NFL starts career transition program

Updated: May 20, 2010, 2:53 PM ET
Associated Press

NEW YORK -- The NFL has set up a career transition program for retired players that will begin next month.

A four-day course from June 7-10 at Georgia Tech will launch the program designed to help former players transition from football to the business world. The league will pay for tuition and accommodations.

Participating players will learn about personal finance; launching a new career with realistic expectations; developing a personal brand; communication skills; and the importance of health and well being.

Interested retired players must submit an application along with an essay about their goals for the program.

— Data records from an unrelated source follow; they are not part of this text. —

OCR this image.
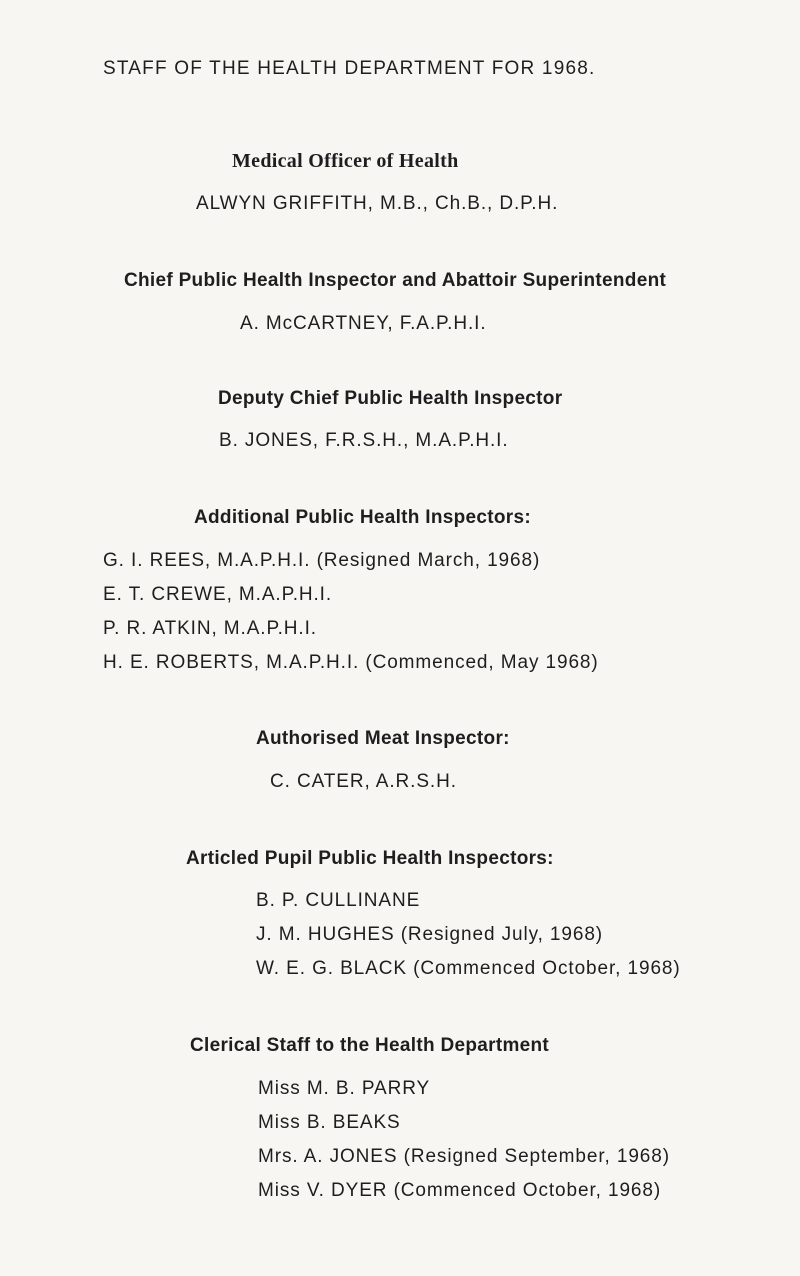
STAFF OF THE HEALTH DEPARTMENT FOR 1968.
Medical Officer of Health
ALWYN GRIFFITH, M.B., Ch.B., D.P.H.
Chief Public Health Inspector and Abattoir Superintendent
A. McCARTNEY, F.A.P.H.I.
Deputy Chief Public Health Inspector
B. JONES, F.R.S.H., M.A.P.H.I.
Additional Public Health Inspectors:
G. I. REES, M.A.P.H.I. (Resigned March, 1968)
E. T. CREWE, M.A.P.H.I.
P. R. ATKIN, M.A.P.H.I.
H. E. ROBERTS, M.A.P.H.I. (Commenced, May 1968)
Authorised Meat Inspector:
C. CATER, A.R.S.H.
Articled Pupil Public Health Inspectors:
B. P. CULLINANE
J. M. HUGHES (Resigned July, 1968)
W. E. G. BLACK (Commenced October, 1968)
Clerical Staff to the Health Department
Miss M. B. PARRY
Miss B. BEAKS
Mrs. A. JONES (Resigned September, 1968)
Miss V. DYER (Commenced October, 1968)
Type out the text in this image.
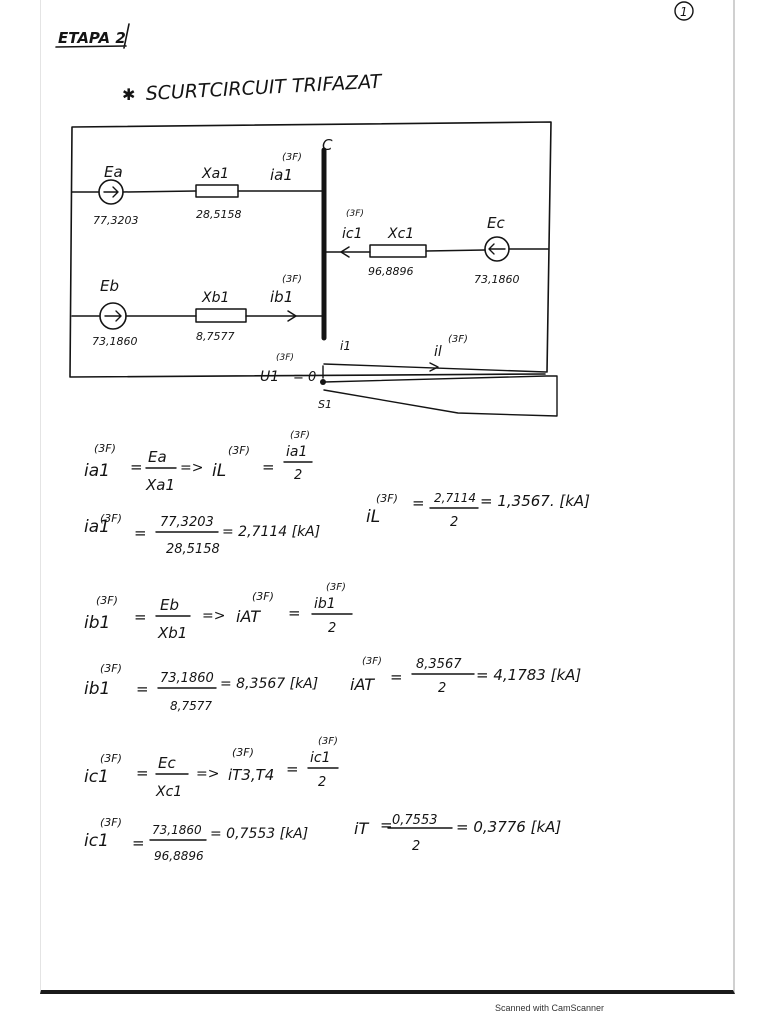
ETAPA 2
1
✱ SCURTCIRCUIT TRIFAZAT
C
Ea
77,3203
Xa1
28,5158
ia1
(3F)
Eb
73,1860
Xb1
8,7577
ib1
(3F)
Xc1
96,8896
ic1
(3F)	Ec
73,1860
i1	il
(3F)
U1
(3F)
= 0
S1
ia1
(3F)
=
Ea
Xa1
=> iL
(3F)
=
ia1
(3F)
2
ia1
(3F)
=
77,3203
28,5158
= 2,7114 [kA]
iL
(3F) = 2,7114
2
= 1,3567. [kA]
ib1
(3F)
=
Eb
Xb1
=> iAT
(3F)
= ib1
(3F)
2
ib1
(3F)
=
73,1860
8,7577
= 8,3567 [kA] iAT
(3F)
=
8,3567
2
= 4,1783 [kA]
ic1
(3F)
=
Ec
Xc1
=> iT3,T4
(3F)
=
ic1
(3F)
2
ic1
(3F)
=
73,1860
96,8896
= 0,7553 [kA]	iT = 0,7553
2
= 0,3776 [kA]
Scanned with CamScanner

The league hopes to accommodate 45 former players per session.

"The career transition program offers us an opportunity to broaden our relationship with the NFL to provide more services to players as they transition into their post-playing careers," NFL Alumni president George Martin said.

One player enrolled in the first session is Thomas Tapeh, a former Minnesota Vikings and Philadelphia Eagles fullback.

"I'm looking forward to learning new things and meeting new people to help in my transition from the game," he said. "Once football is over, life goes on."

"I'm looking forward to learning new things and meeting new people to help in my transition from the game," he said. "Once football is over, life goes on."

It doesn't always go on so smoothly for pro athletes once they leave the game. As Martin points out, he had a wife and four children to take care of when he left the New York Giants.

So any programs that educate former players as they enter "real life" are valuable tools.

"This is absolutely essential," said Martin, who spent 14 years in the NFL, retiring in 1988 with one Super Bowl ring. "Look at the fact there is a high attrition rate for players when they go from the role of professional athletes to the real world. They have a tough time adjusting.

"Aspects of this will address every player, although we recognize there are athletes who have a career path already determined ... For them, this might not be applicable.

"But we hope it has far-reaching implications across a broad spectrum of athletes' needs and concerns. We want to destigmatize the transition."